In 2017, 888, one of the UK’s biggest gambling companies, was fined a record £7.8m. This was for allowing 7,000 vulnerable customers who had taken a ‘time out’ to continue playing.
An investigation by the Gambling Commission found that a failure in 888’s systems allowed players who had ‘self-excluded’ from the company’s casino, poker and sport games to continue to access their accounts on the bingo platform.
The oversight continued for 13 months, allowing those customers to deposit up to £3.5m in their accounts.
“While 888 did have self-exclusion procedures in place, they were not robust enough and failed to protect potentially vulnerable customers,” the Commission said.
888 also failed to “recognise visible signs of problem gambling behaviour” in one individual, who staked £1.3m in repeated bets over the course of 13 months. At least £55,000 of this money had been stolen from the player’s employer, the Commission found.

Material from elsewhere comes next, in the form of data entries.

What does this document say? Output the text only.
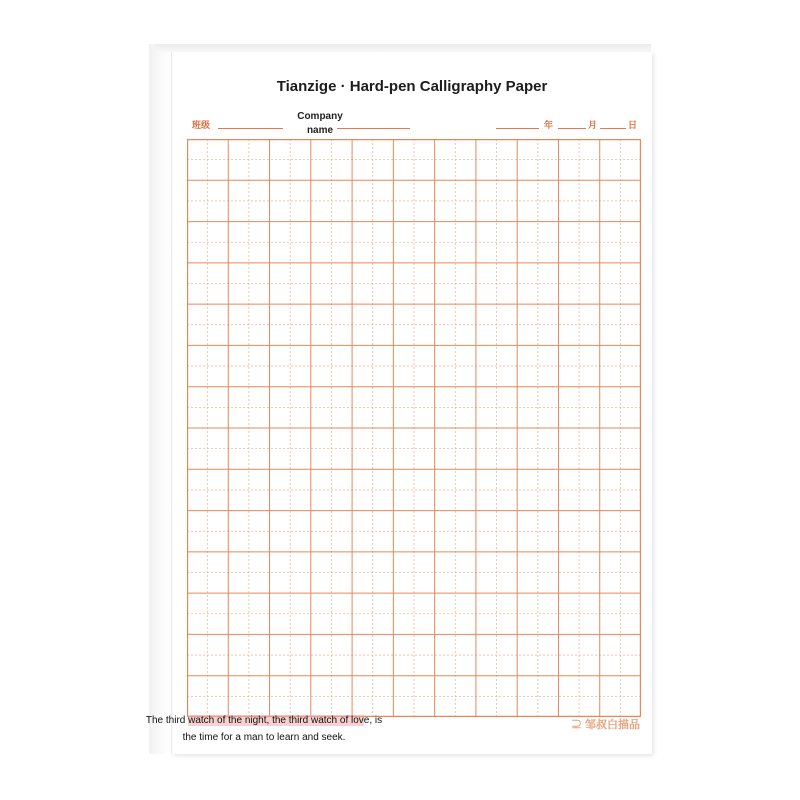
Tianzige · Hard-pen Calligraphy Paper
班级
Company name	年	月	日
⊇ 邹叔白描品
The third watch of the night, the third watch of love, is the time for a man to learn and seek.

Now, less than one year later, similar lapse systems and controls have resulted in William Hill being fined £6.2m.
The regulator has criticised William Hill for having ineffective prevention measures in place. They were unable to verify customer’s source of wealth and source of funds, nor to identify and assist vulnerable customers who may have a gambling problem.

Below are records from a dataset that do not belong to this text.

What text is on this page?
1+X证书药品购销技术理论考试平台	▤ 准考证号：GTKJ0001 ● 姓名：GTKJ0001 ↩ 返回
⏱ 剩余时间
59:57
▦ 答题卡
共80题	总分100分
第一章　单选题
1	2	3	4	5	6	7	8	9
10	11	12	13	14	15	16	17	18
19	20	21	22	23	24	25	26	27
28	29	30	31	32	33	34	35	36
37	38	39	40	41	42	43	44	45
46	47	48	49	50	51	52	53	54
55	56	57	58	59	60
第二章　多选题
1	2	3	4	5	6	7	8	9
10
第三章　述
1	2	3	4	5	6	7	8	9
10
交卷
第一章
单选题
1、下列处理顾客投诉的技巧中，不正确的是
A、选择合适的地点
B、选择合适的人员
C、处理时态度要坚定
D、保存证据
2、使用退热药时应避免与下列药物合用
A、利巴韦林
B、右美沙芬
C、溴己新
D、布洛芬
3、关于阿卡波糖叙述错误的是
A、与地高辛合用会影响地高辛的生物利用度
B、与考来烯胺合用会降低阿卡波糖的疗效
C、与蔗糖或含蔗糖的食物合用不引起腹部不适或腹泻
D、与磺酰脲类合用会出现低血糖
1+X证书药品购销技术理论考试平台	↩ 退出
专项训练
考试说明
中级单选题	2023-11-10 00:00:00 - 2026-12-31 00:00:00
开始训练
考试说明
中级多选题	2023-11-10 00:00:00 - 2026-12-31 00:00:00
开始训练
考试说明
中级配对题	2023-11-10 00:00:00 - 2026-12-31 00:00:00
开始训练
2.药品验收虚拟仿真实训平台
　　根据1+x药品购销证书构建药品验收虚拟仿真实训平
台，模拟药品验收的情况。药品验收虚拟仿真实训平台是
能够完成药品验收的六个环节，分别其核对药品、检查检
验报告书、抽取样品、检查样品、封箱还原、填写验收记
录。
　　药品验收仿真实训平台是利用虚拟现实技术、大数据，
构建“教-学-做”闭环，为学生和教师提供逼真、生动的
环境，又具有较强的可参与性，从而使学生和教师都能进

In a statement, the Gambling Commission said William Hill’s senior management “failed to mitigate risks and have sufficient numbers of staff to ensure their anti-money-laundering and social responsibility processes were effective”.
Neil McArthur, executive director at the Commission, added, “This was a systemic failing at William Hill which went on for nearly two years and today’s penalty package … reflects the seriousness of the breaches.”

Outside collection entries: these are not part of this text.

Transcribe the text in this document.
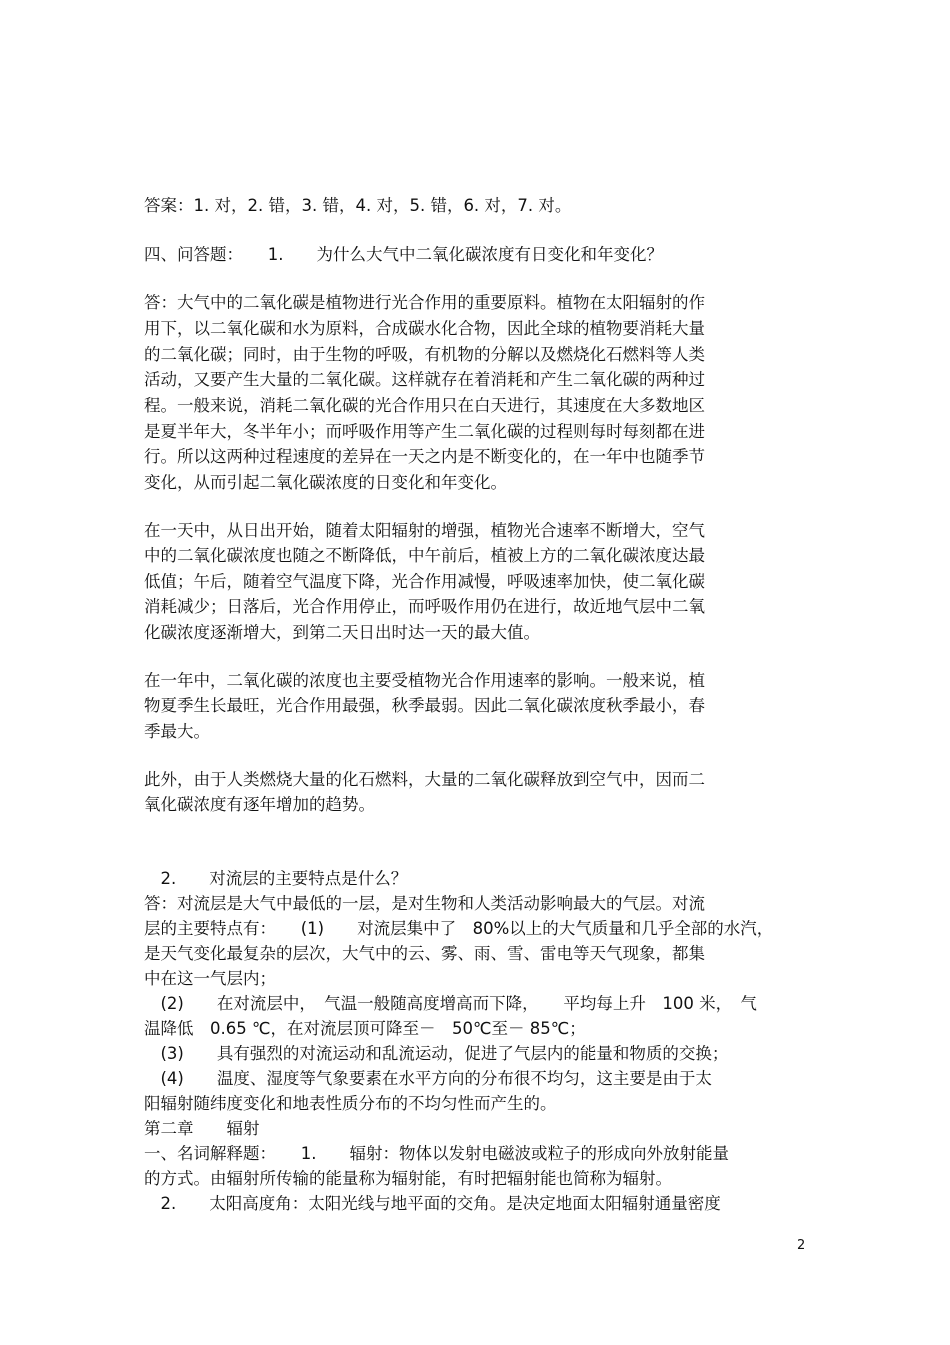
答案：1. 对，2. 错，3. 错，4. 对，5. 错，6. 对，7. 对。

四、问答题：　　1.　　为什么大气中二氧化碳浓度有日变化和年变化？

答：大气中的二氧化碳是植物进行光合作用的重要原料。植物在太阳辐射的作

用下，以二氧化碳和水为原料，合成碳水化合物，因此全球的植物要消耗大量

的二氧化碳；同时，由于生物的呼吸，有机物的分解以及燃烧化石燃料等人类

活动，又要产生大量的二氧化碳。这样就存在着消耗和产生二氧化碳的两种过

程。一般来说，消耗二氧化碳的光合作用只在白天进行，其速度在大多数地区

是夏半年大，冬半年小；而呼吸作用等产生二氧化碳的过程则每时每刻都在进

行。所以这两种过程速度的差异在一天之内是不断变化的，在一年中也随季节

变化，从而引起二氧化碳浓度的日变化和年变化。

在一天中，从日出开始，随着太阳辐射的增强，植物光合速率不断增大，空气

中的二氧化碳浓度也随之不断降低，中午前后，植被上方的二氧化碳浓度达最

低值；午后，随着空气温度下降，光合作用减慢，呼吸速率加快，使二氧化碳

消耗减少；日落后，光合作用停止，而呼吸作用仍在进行，故近地气层中二氧

化碳浓度逐渐增大，到第二天日出时达一天的最大值。

在一年中，二氧化碳的浓度也主要受植物光合作用速率的影响。一般来说，植

物夏季生长最旺，光合作用最强，秋季最弱。因此二氧化碳浓度秋季最小，春

季最大。

此外，由于人类燃烧大量的化石燃料，大量的二氧化碳释放到空气中，因而二

氧化碳浓度有逐年增加的趋势。

　2.　　对流层的主要特点是什么？

答：对流层是大气中最低的一层，是对生物和人类活动影响最大的气层。对流

层的主要特点有：　　(1)　　对流层集中了　80%以上的大气质量和几乎全部的水汽，

是天气变化最复杂的层次，大气中的云、雾、雨、雪、雷电等天气现象，都集

中在这一气层内；

　(2)　　在对流层中，　气温一般随高度增高而下降，　　平均每上升　100 米，　气

温降低　0.65 ℃，在对流层顶可降至－　50℃至－ 85℃；

　(3)　　具有强烈的对流运动和乱流运动，促进了气层内的能量和物质的交换；

　(4)　　温度、湿度等气象要素在水平方向的分布很不均匀，这主要是由于太

阳辐射随纬度变化和地表性质分布的不均匀性而产生的。

第二章　　辐射

一、名词解释题：　　1.　　辐射：物体以发射电磁波或粒子的形成向外放射能量

的方式。由辐射所传输的能量称为辐射能，有时把辐射能也简称为辐射。

　2.　　太阳高度角：太阳光线与地平面的交角。是决定地面太阳辐射通量密度

2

The commission gave the following examples of where the firm were in breach of regulations;
- One customer deposited about £541,000 over a 14-month period after William Hill assumed his potential income was £365,000 a year, “based on a verbal conversation and without further probing”. In fact, the customer was earning about £30,000 a year and was funding his gambling habit by stealing from his employer.
- Another customer exceeded deposits of £147,000 over 18 months with an escalating spend and losses of £112,000. William Hill’s systems identified the issue, “but its only response over a 12-month period was to send two automated social responsibility emails. Our view is that this action alone was not sufficient, given the customer’s gambling behaviour, coupled with the severity of the losses.”
- A customer was allowed to deposit £653,000 in an 18-month period which activated a financial alert at William Hill. The alert resulted in a grading of “amber risk”, which meant the customer’s profile should have been reviewed under the company’s anti-money-laundering policy. The file was marked as passed to managers for review, but that did not happen because of a systems failure. The customer was able to continue gambling for a further six months, despite continuing to activate financial alerts.
The company must now appoint external auditors to review the effectiveness of its anti-money laundering and social responsibility policies and procedures. Customer onboarding, ID&V, KYC, SoF and SoW procedures will all be tested as well as assessing how effectively William Hill identify and handle vulnerable customers and their accounts. The effectiveness of training, corporate governance and ‘tone from the top’ are also likely to be scrutinised.
These actions clearly demonstrate the commitment to anti-money laundering and vulnerable customer management and is the second action from two different regulators on the same topics in a week. It serves as sage caution, to the gambling industry, who will undoubtedly now be very much under the spotlight, and to FCA regulated companies. Clearly regulators from all divisions, are prepared to act to enforce the UK’s anti money laundering laws and regulations, and to protect those not always able to protect themselves.